Mustafa Çavdar Meali okuyorsunuz,
Değiştirmek için :
Allah buyurdu ki: “İki ilah edinmeyin. Çünkü O, ancak tek bir ilahtır. Öyleyse sadece benden korkun!”
Zira göklerde ve yerde bulunan her şey Allah’ındır. Din ve kural koymak da sadece O’nun hakkıdır. Şimdi siz Allah’tan başkasından mı çekiniyorsunuz?
İyi bilin ki, sahip olduğunuz nimetlerin hepsi Allah’tandır. Sonra size bir sıkıntı dokunduğu zaman da sadece O’na yalvarırsınız.
Ardından başınıza gelen sıkıntıdan sizi kurtarınca, içinizden bir grup Rabblerine şirk koşmaya başlarlar.
Böylece verdiklerimize nankörlük etmiş olurlar. Bir süre daha nimetlerin keyfini sürün bakalım, nasıl olsa bir gün gerçeği öğreneceksiniz!
Üstelik onlara verdiğimiz rızıktan, ne işe yaradıklarını bilmedikleri varlıklara pay ayırıyorlar. Allah’a andolsun ki sizden, uydurmakta olduklarınızın hesabı mutlaka sorulacaktır.
Bir de kızları Allah’a isnat ediyorlar. Hâşâ, olacak şey mi bu? Çok istedikleri erkek çocukları da kendilerine.

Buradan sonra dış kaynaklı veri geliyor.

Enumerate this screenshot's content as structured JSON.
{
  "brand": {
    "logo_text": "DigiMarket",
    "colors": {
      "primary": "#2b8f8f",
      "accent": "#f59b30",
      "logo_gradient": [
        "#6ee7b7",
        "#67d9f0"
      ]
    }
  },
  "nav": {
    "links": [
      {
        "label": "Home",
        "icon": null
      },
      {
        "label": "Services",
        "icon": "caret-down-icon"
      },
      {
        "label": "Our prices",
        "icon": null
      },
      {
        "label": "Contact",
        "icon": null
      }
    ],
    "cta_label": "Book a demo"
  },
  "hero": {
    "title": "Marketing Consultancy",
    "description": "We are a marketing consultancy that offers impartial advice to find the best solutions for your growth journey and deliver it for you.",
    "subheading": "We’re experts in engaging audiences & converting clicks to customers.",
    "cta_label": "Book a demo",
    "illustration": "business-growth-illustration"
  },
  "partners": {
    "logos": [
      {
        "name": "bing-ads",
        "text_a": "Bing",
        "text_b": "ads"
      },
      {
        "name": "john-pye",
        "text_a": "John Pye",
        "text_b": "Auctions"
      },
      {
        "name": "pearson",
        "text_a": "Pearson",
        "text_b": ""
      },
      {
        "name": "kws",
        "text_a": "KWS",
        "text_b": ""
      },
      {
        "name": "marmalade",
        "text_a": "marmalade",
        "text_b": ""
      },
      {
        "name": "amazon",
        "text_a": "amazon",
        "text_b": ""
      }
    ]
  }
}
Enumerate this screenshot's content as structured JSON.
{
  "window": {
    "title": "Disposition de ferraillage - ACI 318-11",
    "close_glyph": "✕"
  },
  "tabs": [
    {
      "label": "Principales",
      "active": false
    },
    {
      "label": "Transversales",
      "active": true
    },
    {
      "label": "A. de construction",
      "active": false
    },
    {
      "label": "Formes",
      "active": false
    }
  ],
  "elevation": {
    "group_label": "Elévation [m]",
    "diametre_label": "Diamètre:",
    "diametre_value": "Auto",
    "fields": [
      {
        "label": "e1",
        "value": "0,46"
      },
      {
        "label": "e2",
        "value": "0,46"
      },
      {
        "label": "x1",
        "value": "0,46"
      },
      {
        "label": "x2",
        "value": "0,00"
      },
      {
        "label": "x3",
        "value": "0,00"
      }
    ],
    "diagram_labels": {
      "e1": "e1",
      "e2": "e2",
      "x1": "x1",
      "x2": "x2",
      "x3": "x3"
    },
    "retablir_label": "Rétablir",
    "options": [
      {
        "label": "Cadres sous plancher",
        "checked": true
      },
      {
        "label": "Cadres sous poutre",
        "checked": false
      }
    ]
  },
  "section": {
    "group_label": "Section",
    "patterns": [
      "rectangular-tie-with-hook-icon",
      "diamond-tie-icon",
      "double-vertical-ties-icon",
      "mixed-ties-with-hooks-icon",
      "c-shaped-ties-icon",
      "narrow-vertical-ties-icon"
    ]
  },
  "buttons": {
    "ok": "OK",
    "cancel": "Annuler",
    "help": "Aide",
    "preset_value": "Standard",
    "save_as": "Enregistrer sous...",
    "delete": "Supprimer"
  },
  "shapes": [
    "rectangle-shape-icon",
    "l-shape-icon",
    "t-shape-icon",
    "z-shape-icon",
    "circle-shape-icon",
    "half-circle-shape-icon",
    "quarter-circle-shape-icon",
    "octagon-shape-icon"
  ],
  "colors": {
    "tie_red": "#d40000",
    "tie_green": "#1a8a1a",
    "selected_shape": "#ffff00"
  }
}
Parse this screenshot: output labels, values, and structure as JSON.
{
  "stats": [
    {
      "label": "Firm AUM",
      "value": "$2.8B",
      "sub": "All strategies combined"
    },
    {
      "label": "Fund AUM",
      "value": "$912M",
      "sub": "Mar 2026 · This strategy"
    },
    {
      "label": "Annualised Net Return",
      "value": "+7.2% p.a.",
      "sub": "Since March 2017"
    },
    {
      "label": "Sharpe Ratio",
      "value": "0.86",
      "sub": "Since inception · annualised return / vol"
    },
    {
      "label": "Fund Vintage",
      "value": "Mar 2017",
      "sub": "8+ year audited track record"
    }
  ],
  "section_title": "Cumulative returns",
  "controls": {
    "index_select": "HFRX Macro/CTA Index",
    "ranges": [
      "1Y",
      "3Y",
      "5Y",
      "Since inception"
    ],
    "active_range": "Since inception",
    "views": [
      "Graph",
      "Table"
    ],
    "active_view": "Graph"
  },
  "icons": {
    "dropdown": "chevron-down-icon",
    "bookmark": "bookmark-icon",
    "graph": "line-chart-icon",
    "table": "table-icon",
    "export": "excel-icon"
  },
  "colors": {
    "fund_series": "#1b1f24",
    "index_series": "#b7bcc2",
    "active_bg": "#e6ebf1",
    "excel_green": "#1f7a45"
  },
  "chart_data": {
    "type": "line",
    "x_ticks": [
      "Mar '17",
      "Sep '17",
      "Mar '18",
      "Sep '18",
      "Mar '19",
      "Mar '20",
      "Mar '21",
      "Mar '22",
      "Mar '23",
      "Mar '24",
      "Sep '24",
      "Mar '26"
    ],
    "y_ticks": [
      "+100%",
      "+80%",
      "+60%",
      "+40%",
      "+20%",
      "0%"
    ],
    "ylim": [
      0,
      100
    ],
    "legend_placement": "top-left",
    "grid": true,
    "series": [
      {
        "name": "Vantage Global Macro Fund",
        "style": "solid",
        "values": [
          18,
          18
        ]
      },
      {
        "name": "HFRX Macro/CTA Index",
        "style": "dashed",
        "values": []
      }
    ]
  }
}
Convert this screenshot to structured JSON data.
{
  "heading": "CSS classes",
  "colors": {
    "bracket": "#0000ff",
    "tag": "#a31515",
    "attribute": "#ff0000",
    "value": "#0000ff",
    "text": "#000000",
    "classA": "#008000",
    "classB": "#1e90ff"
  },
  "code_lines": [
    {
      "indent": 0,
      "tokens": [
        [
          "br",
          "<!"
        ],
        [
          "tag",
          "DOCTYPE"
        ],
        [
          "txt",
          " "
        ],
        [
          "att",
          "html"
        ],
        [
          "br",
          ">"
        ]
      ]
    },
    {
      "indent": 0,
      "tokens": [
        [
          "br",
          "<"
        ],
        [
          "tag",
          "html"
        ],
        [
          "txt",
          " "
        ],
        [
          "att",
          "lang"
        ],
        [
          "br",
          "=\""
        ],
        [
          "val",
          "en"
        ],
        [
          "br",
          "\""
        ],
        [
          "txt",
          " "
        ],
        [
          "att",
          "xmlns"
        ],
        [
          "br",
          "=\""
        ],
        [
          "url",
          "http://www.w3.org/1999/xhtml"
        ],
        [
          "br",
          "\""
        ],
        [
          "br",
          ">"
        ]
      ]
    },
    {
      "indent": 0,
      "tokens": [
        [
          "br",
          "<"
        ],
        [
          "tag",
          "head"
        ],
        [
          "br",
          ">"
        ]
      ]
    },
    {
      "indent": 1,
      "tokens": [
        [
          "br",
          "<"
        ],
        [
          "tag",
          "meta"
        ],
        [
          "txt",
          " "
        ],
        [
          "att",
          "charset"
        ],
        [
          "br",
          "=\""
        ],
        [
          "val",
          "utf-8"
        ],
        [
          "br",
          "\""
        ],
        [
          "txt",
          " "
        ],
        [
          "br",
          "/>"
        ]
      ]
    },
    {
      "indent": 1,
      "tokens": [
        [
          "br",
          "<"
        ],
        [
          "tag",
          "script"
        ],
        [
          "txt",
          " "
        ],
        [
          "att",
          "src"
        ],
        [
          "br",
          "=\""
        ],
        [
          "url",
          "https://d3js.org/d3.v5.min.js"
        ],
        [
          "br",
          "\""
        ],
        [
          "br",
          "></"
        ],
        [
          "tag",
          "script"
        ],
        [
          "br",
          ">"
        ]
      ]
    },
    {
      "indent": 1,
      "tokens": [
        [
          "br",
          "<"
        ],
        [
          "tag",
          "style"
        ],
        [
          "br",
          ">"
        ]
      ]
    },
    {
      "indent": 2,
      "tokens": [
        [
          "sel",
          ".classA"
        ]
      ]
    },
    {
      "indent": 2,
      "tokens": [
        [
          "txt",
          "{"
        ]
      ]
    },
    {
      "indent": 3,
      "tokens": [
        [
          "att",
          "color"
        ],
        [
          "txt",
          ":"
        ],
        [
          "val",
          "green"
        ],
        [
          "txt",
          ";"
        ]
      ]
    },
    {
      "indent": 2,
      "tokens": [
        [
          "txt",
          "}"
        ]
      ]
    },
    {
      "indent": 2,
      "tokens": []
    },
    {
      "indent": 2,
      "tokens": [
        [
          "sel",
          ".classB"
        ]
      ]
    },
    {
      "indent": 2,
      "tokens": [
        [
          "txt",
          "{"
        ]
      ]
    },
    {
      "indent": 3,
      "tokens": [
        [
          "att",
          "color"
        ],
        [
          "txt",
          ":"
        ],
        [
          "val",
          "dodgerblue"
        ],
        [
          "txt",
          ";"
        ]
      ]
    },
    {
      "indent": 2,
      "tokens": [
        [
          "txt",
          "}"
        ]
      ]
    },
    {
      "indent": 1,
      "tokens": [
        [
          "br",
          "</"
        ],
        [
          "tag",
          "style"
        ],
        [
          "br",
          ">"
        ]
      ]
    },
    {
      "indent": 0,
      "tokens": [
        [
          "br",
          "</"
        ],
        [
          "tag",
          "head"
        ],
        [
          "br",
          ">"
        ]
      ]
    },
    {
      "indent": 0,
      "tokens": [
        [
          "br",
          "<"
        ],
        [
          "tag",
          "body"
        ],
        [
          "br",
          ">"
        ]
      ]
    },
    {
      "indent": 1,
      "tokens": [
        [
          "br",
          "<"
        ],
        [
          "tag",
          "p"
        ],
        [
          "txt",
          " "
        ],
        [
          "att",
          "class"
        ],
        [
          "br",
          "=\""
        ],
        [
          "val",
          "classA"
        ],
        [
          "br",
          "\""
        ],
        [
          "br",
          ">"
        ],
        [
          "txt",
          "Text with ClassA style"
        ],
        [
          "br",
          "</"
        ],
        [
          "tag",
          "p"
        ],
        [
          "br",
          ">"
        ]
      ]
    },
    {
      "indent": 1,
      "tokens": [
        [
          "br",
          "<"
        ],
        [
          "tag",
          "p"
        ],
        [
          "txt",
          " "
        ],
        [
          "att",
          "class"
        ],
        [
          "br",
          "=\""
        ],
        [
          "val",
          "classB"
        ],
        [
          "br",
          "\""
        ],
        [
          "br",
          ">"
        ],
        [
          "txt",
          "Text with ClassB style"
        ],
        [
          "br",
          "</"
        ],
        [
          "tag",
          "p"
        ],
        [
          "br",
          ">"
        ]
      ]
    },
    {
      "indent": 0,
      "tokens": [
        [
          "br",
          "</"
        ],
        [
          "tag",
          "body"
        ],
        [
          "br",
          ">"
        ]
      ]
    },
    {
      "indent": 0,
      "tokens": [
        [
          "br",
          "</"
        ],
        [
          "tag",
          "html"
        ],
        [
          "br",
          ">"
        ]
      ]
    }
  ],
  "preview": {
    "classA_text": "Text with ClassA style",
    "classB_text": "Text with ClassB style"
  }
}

Oysa onlardan birine bir kız çocuğu müjdelendiği zaman, öfkeden suratı kapkara kesilir.
Ve kendisine verilen bu kötü haberden dolayı halkın içine çıkamaz. Şimdi bu utançla çocuğu tutmalı mı, yoksa onu diri diri toprağa mı gömmeli? Dikkat edin ne iğrenç bir hüküm veriyorlar!
Böylesine çirkin niteliklerin tamamı ahirete inanmayanlara aittir. Allah ise en yüce sıfatların sahibidir. Çünkü O her işinde mükemmel ve her kararı doğru olandır.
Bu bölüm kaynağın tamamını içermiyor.